MM on ME


25 jan 2010




Is Psychology a science?

Hello Tom,

Thanks very much for this reference:


Quote Originally Posted by tomk View Post
You and/or others might be interested in:
"Is Psychology a Science?" - it includes psychiatry/psychological medicine to some extent in what it covers.

Being a psychologist myself I strongly recommend this, and can add that the Conclusion of thuis article that I now quote in part, is the conclusion I reached myself in 1980




At this point it must be clear to the intelligent reader that clinical psychology can make virtually any claim and offer any kind of therapy, because there is no practical likelihood of refutation – no clear criteria to invalidate a claim. This, in turn, is because human psychology is not a science, it is very largely a belief system similar to religion.
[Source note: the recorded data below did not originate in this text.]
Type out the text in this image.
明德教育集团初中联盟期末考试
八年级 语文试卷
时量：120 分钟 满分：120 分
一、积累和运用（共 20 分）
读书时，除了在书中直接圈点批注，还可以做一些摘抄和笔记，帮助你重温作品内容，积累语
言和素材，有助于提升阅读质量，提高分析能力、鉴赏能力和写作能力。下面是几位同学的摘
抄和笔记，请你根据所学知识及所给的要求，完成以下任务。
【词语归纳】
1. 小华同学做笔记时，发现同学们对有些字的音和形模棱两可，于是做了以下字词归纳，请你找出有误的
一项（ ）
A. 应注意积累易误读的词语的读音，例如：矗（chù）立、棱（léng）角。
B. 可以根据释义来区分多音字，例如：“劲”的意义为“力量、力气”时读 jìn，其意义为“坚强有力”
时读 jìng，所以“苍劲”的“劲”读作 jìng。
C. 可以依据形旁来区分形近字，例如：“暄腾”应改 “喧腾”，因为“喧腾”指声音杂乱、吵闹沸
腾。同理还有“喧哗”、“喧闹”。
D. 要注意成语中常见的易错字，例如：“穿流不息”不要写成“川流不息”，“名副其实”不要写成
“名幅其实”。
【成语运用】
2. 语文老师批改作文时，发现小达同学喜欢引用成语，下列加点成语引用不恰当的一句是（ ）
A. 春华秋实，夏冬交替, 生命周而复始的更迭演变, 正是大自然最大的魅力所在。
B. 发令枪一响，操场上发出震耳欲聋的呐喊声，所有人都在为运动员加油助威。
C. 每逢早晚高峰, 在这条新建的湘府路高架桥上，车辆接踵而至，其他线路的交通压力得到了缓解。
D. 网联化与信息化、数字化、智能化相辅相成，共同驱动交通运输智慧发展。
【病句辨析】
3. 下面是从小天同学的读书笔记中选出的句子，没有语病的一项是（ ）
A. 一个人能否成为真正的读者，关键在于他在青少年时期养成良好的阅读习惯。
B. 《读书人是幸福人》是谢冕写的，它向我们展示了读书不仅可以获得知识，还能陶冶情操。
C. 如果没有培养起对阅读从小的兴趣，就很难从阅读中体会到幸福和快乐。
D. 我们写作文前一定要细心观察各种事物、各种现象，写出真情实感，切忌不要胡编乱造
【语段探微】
Like religion, human psychology has a dark secret at its core – it contains within it a model for correct behavior, although that model is never directly acknowledged. Buried within psychology is a nebulous concept that, if it were to be addressed at all, would be called “normal behavior.” But do try to avoid inquiring directly into this normal behavior among psychologists – nothing is so certain to get you diagnosed as having an obsessive disorder.

In the same way that everyone is a sinner in religion's metaphysical playground, everyone is mentally ill in psychology's long, dark hallway – no one is truly “normal.” This means everyone needs psychological treatment. This means psychologists and psychiatrists are guaranteed lifetime employment, although that must surely be a coincidence rather than a dark motive.


The present atmosphere among many psychologists and psychiatrists can only be described as panic. This panic is clearly shown in the rapid, seemingly purposeful destruction of the DSM, the field's “bible,” as a legitimate diagnostic tool (because if everything is a mental illness, then nothing is). This panic arises in part from a slow realization that many conditions formerly thought to be mental conditions amenable to psychological treatment, turn out to be organic conditions treatable with drugs (or, like homosexuality, turn out to be conditions not appropriate to any kind of treatment). Further, many traditional clinical practices have been shown to be ineffectual and/or indistinguishable from ordinary experience or nothing at all.

In the final analysis, the present state of psychology is the best answer to the original inquiry about whether it is scientific, because if human psychology were as grounded in science as many people believe, many of its historical and contemporary assertions would have been falsified by its own theoretical and clinical failures, and it would be either replaced by something more scientifically rigorous, or simply cast aside for now.

But this is all hypothetical, because psychology and psychiatry have never been based in science, and therefore are free of the constraints placed on scientific theories. This means these fields will prevail far beyond their last shred of credibility, just as religions do, and they will be propelled by the same energy source — belief. That pure, old-fashioned fervent variety of belief, unsullied by reason or evidence.

After editing this: The part after "(..)" and the text I wrote below it went to bitheaven, without leaving a trace.

Anyway: This is a fine article, that I strongly recommend. (There is some real science done in psychology, though, and even in psychiatry, but it is minority stuff, often also by people with some better education than psychologists get.)

Also, I am quite certain that Wessely, Sharpe and White KNOW this stuff, and indeed trade on it: Few psychologists and few medical doctors have a good understanding of statistics, and what they know of methodology or philosophy of science is usually fit for incantantions only.

This is also why so called "Evidence Based Science" is more an icon or a mockery than real science, in psychology, psychiatry, and also in a considerable amount of "evidence based medical science", it would seem, and especially so in the hands of the Bleijenbergs, for the pseudo-scientists in psychology and psychiatry have learned how to dress up a text AS IF it is based on solid methodology and statistics, although they rarely really understand it, and they also have learned - Wessely has, for certain - how to use the doubletalk and trickery that is part and parcel of "hermeneutics", "postmodernism", "interpretation" etc. in phoney modern philosophy.

Ah well! Thanks very much for finding this excellent article. I strongly recommend it to anyone who believes psychologists or psychiatrists "must be" or indeed "know" *real* science: Most of those I know or read in these so-called sciences don't, and that is a REAL problem, since pseudo-science only helps pseudo-scientists, and no one else.